I’ve always been a creative person. I was working in biotechnology sales, thinking that I could tone down my creative side, but it just took over. I decided to leave my sales job, move across the country to attend graduate school in photography, and then become a fine artist and teacher. It was a dramatic move, but one that’s been very satisfying.
How do you weave your professional background into the classroom experience?
As a professional photographer, I can relay real-world experiences to students. I think it carries a lot of weight when you can tell someone that you’ve been where they are and then gone on to accomplish the same creative goals they have. Working in the industry gives you a real sense of the day-to-day challenges students will face. Academic knowledge is one thing, but for creative people, industry knowledge is vital.
What class assignment exemplifies your approach to teaching and mentoring?
I think too much hand-holding is a bad thing for creative people. They need to develop good problem-solving skills. I like to push students to be more independent-minded and to develop their own style. Many of my assignments don’t provide all the answers—they require students to problem-solve and to see things their own way. I like to tell them, “I’ll give you the tools and a blueprint, you build your own house.”
How does collaboration contribute to students’ success—particularly when students from various programs work together?
All of our creative students will need to work with other professionals out in the real world. Photographers are notorious for being lone wolves, so I always encourage my students to work with peers from other disciplines.
What’s the most important thing you impart to students to help them succeed in class and the real world?
The most important thing I can impart in students is passion. Being a creative person is always challenging, and it can be demanding.
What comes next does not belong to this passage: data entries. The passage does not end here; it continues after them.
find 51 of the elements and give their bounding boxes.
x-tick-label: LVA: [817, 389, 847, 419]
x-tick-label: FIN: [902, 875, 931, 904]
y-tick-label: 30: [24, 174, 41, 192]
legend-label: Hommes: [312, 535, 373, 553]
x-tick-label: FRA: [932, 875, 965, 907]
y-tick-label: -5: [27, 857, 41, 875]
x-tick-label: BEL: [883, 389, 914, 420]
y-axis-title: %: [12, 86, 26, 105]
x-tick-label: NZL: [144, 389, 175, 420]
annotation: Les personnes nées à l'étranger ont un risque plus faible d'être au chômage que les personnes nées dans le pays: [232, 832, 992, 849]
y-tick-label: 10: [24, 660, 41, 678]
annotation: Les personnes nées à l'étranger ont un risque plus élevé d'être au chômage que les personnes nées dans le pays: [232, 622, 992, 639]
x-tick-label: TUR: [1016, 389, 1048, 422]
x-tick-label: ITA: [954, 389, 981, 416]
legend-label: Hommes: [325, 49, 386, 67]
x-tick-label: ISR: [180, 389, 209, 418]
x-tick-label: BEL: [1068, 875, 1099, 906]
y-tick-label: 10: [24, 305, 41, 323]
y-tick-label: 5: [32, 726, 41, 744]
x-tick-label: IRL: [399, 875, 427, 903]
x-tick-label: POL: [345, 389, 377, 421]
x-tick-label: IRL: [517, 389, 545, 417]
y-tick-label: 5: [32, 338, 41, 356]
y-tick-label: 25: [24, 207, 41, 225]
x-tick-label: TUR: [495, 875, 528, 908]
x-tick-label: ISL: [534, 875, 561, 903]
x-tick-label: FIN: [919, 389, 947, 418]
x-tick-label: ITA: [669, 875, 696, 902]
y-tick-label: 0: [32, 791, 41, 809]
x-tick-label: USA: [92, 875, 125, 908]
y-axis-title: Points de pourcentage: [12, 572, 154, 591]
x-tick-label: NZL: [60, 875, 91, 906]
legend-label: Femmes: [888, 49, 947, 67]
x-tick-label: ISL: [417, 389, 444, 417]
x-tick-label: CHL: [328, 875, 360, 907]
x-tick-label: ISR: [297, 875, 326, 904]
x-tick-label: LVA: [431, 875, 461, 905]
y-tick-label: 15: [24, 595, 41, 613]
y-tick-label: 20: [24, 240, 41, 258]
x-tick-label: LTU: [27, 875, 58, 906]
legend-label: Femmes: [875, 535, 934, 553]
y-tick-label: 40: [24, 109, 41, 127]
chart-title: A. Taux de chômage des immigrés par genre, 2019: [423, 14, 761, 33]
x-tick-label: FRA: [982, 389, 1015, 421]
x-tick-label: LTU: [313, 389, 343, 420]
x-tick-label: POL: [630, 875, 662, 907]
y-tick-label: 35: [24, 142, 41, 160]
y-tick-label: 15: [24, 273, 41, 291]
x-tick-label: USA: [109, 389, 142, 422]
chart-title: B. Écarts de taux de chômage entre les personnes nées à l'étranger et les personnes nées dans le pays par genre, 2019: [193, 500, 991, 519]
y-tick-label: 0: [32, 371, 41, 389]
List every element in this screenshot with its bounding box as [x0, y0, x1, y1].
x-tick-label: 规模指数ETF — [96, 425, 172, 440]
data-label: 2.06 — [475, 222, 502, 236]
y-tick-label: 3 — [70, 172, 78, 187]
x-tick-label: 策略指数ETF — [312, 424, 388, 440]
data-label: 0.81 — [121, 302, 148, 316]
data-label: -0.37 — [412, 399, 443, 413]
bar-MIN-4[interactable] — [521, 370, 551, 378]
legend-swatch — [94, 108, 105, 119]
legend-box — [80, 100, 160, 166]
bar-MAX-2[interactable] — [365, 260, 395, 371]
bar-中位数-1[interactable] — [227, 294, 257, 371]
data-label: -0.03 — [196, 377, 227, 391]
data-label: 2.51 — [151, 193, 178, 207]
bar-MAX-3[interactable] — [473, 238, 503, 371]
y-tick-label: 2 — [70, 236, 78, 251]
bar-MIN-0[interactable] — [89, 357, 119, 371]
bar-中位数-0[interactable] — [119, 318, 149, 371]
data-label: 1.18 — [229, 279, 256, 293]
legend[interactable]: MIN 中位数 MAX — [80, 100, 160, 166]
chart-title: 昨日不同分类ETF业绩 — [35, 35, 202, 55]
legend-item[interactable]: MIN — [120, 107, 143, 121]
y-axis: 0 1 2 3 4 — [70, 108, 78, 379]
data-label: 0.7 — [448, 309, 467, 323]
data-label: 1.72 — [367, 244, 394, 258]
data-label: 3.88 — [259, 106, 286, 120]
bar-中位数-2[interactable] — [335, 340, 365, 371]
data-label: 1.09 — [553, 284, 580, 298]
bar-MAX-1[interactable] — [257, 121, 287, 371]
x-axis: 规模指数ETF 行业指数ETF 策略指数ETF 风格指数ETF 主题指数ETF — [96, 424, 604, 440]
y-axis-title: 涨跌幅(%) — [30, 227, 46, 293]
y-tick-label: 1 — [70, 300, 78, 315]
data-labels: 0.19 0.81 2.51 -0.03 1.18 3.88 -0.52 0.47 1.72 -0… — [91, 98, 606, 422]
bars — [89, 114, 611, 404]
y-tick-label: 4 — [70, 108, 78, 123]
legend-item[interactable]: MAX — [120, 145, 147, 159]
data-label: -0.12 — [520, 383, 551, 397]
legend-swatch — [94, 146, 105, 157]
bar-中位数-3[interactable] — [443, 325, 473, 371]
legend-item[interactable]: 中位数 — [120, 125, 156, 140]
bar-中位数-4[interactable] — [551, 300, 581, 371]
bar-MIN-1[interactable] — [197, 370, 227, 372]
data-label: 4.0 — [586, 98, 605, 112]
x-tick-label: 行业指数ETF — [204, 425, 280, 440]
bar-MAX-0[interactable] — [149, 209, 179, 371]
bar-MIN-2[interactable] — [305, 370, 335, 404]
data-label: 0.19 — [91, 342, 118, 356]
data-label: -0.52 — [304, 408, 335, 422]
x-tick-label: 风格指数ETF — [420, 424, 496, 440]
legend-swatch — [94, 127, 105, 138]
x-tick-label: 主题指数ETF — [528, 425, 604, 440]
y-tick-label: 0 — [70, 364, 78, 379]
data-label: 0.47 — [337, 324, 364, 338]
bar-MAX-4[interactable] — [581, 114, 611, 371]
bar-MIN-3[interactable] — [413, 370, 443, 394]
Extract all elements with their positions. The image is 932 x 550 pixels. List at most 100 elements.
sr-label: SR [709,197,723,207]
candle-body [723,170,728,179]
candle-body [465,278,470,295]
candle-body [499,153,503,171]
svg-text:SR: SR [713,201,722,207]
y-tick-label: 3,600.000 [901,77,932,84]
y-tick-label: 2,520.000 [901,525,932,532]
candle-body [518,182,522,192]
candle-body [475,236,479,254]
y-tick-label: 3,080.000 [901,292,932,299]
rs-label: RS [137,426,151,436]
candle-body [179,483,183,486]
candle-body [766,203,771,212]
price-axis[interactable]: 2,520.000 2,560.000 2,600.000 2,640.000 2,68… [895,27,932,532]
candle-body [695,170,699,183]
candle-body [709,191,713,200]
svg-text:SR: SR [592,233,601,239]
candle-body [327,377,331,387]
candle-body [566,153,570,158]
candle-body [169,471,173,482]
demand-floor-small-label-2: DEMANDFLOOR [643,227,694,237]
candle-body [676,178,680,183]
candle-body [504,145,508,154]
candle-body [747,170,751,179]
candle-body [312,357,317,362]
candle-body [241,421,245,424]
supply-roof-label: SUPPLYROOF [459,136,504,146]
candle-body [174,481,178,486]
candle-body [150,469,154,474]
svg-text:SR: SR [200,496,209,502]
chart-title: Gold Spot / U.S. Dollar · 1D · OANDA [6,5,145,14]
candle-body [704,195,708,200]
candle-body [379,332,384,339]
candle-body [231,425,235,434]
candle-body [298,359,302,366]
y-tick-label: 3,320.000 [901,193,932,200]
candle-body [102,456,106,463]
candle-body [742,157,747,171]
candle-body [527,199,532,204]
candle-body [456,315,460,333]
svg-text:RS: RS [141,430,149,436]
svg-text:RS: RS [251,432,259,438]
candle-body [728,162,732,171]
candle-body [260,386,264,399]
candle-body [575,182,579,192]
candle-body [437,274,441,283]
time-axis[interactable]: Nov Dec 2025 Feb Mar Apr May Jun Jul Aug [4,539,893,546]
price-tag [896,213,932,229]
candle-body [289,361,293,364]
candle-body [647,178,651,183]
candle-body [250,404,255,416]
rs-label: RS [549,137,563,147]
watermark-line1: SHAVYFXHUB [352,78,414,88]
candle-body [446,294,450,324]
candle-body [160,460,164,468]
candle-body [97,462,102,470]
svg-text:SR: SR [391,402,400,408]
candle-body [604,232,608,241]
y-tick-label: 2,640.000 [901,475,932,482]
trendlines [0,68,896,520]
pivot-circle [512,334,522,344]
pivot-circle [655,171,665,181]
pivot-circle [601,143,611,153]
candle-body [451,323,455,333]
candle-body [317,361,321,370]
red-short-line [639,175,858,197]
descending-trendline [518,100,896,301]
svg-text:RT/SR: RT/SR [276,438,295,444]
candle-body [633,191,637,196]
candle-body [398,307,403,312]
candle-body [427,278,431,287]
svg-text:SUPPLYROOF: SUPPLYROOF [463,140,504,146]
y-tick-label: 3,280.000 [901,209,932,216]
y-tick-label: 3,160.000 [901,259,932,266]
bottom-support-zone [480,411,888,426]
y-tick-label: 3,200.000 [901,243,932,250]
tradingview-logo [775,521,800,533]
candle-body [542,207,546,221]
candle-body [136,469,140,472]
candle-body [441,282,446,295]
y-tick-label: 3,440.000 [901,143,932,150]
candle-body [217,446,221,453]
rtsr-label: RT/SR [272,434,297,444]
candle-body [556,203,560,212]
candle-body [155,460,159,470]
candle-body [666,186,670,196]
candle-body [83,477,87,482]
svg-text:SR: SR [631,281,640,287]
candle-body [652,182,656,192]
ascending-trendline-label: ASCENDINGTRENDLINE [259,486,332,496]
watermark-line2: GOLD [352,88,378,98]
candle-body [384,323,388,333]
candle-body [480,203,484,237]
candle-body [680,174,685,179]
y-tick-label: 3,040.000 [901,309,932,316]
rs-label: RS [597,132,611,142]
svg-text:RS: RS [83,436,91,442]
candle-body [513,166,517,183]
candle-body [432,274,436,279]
True passion will drive them on and help them produce their best work.
What’s the most critical advice you would offer any student embarking on a creative career?
Be a problem solver, not a problem maker. Clients love it when you make their lives better by coming up with great creative solutions. Those are the people who’ll be hired over and over. You are your work. Constantly strive to improve your craft and your portfolio.
Anything else you’d like to share?
Even though I‘ve been a photographer for many years, I’m constantly pushing myself to be better. You should never stop learning, and never be totally satisfied. Always push yourself to create new and better work.